As I am going to play with the VMA code and its main data structure (a red-black tree), I have started to collect some data by using systemtap, and got a bit impressed by the number of times find_vma() is called by some processes, as shows the table below.
| PID |
exec name |
nr calls (5 seconds) |
doing… |
| 21984 |
cc1 |
1570 |
Compiling Linux kernel |
| 11533 |
X |
13252 |
Switching work spaces |
| 23554 |
git-index-pack |
42213 |
Resolving deltas |
So, in this specific case gcc has searched its VMA tree 1570 in five seconds while (probably) compiling some C file. Is that a big number? I am not sure but X, for example, is calling find_vma() more than 2600 times in a second if I switch fast between work spaces in Window Maker. I did not expect this.
Git is the winner so far, more than 8000 searches in one second while resolving deltas in a clone operation.
I also wanted to know what are the most called system calls that may search (or change) the VMAs’ tree, and here goes some more numbers:
| system call |
nr calls (5 seconds) |
| sys_mmap2 |
11039 |
| sys_munmap |
5102 |
| sys_brk |
3574 |
| sys_execve |
392 |
| sys_clone |
255 |
| sys_vfork |
82 |
This snapshot has been taken while compiling the Linux kernel and while the numbers are of no surprise, there are two interesting functions in that table, brk() and vfork(). I thought that their usage would be very rare these days: users of brk() are now using mmap() and I was wondering whether it makes sense to use vfork() in a modern kernel like Linux, with very fast process creation time and copy on write support.

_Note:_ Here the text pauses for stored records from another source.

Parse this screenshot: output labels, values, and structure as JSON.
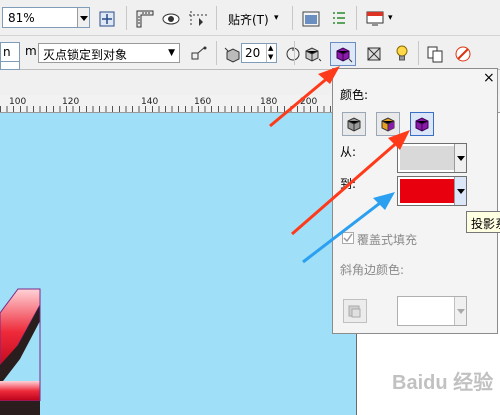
{
  "toolbar1": {
    "zoom_value": "81%",
    "snap_label": "贴齐(T)"
  },
  "toolbar2": {
    "left_partial": "n",
    "mm_label": "m",
    "vp_dropdown_value": "灭点锁定到对象",
    "depth_value": "20"
  },
  "ruler": {
    "ticks": [
      "100",
      "120",
      "140",
      "160",
      "180",
      "200"
    ]
  },
  "popup": {
    "color_heading": "颜色:",
    "from_label": "从:",
    "to_label": "到:",
    "overlay_fill_label": "覆盖式填充",
    "overlay_fill_checked": true,
    "bevel_color_label": "斜角边颜色:",
    "close_glyph": "×",
    "from_color": "#d9d9d9",
    "to_color": "#e8000e",
    "bevel_color": "#ffffff"
  },
  "tooltip": {
    "text": "投影系"
  },
  "colors": {
    "canvas": "#9fdff8",
    "accent_red_arrow": "#ff3a1a",
    "accent_blue_arrow": "#2b9ff0"
  },
  "watermark": {
    "text": "Baidu 经验"
  }
}
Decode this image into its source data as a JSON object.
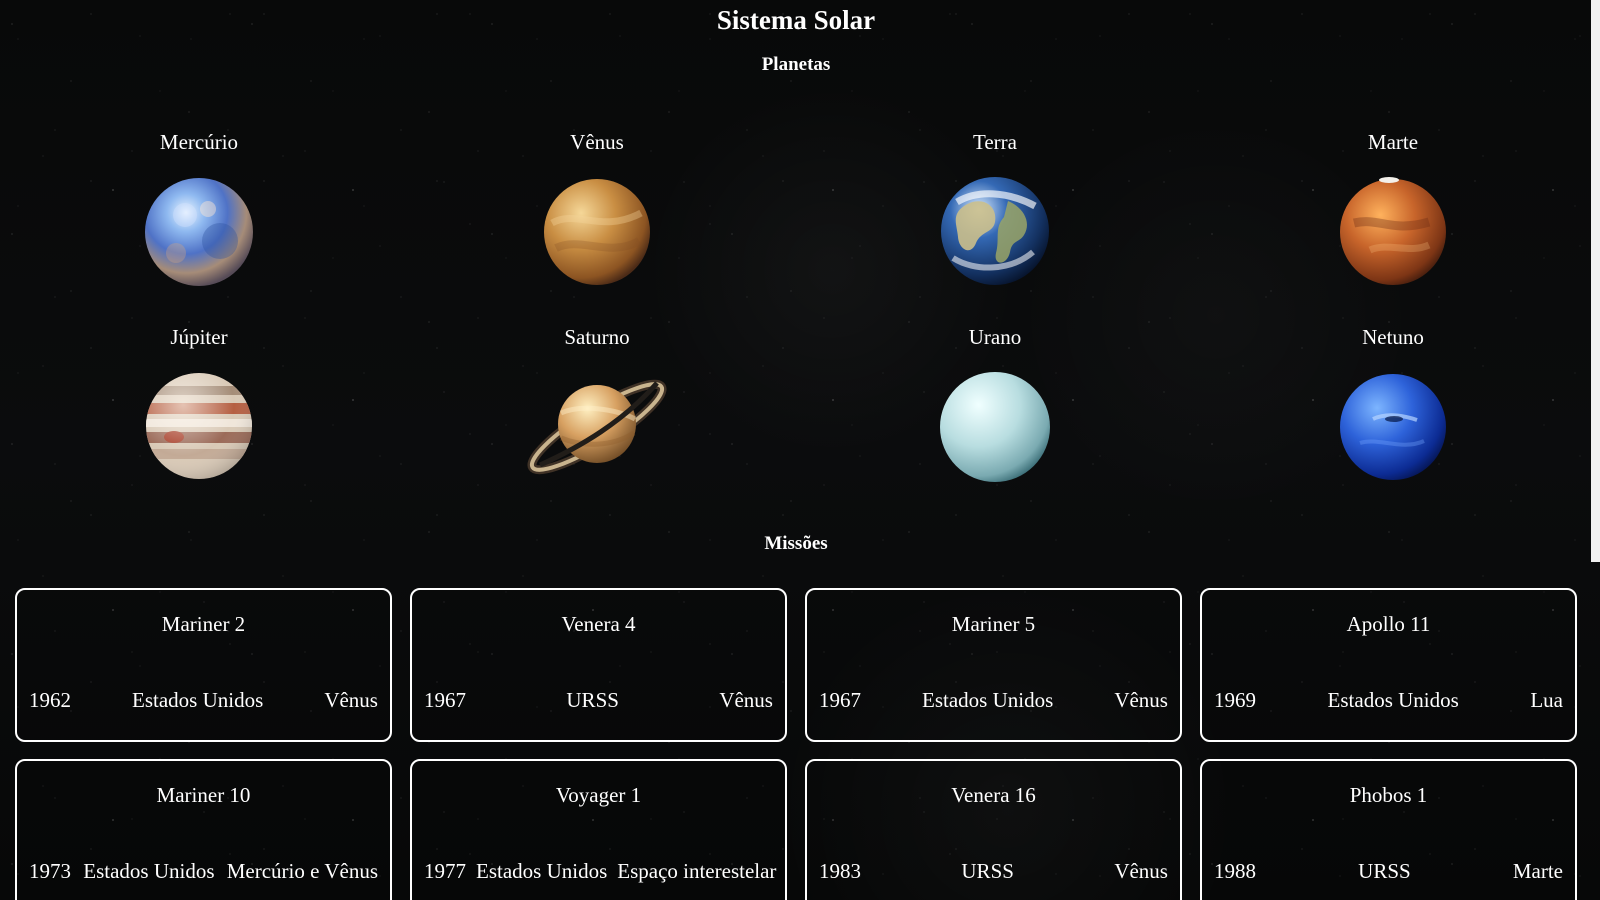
{
  "page": {
    "title": "Sistema Solar",
    "planets_heading": "Planetas",
    "missions_heading": "Missões"
  },
  "planets": [
    {
      "name": "Mercúrio",
      "icon": "mercury-icon"
    },
    {
      "name": "Vênus",
      "icon": "venus-icon"
    },
    {
      "name": "Terra",
      "icon": "earth-icon"
    },
    {
      "name": "Marte",
      "icon": "mars-icon"
    },
    {
      "name": "Júpiter",
      "icon": "jupiter-icon"
    },
    {
      "name": "Saturno",
      "icon": "saturn-icon"
    },
    {
      "name": "Urano",
      "icon": "uranus-icon"
    },
    {
      "name": "Netuno",
      "icon": "neptune-icon"
    }
  ],
  "missions": [
    {
      "name": "Mariner 2",
      "year": "1962",
      "country": "Estados Unidos",
      "target": "Vênus"
    },
    {
      "name": "Venera 4",
      "year": "1967",
      "country": "URSS",
      "target": "Vênus"
    },
    {
      "name": "Mariner 5",
      "year": "1967",
      "country": "Estados Unidos",
      "target": "Vênus"
    },
    {
      "name": "Apollo 11",
      "year": "1969",
      "country": "Estados Unidos",
      "target": "Lua"
    },
    {
      "name": "Mariner 10",
      "year": "1973",
      "country": "Estados Unidos",
      "target": "Mercúrio e Vênus"
    },
    {
      "name": "Voyager 1",
      "year": "1977",
      "country": "Estados Unidos",
      "target": "Espaço interestelar"
    },
    {
      "name": "Venera 16",
      "year": "1983",
      "country": "URSS",
      "target": "Vênus"
    },
    {
      "name": "Phobos 1",
      "year": "1988",
      "country": "URSS",
      "target": "Marte"
    }
  ],
  "colors": {
    "background": "#070809",
    "text": "#ffffff",
    "card_border": "#ffffff",
    "scrollbar": "#f1f1f1"
  }
}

But a quick look at the code shows that sys_vfork() passes the CLONE_VM flag to do_fork(), this in turn will avoid the creation of a new address space for the child. In other words, they will share the same mm_struct and that makes vfork() faster than regular fork() (threads also share the same mm_struct).
Very cool stuff, I am being good at choosing projects.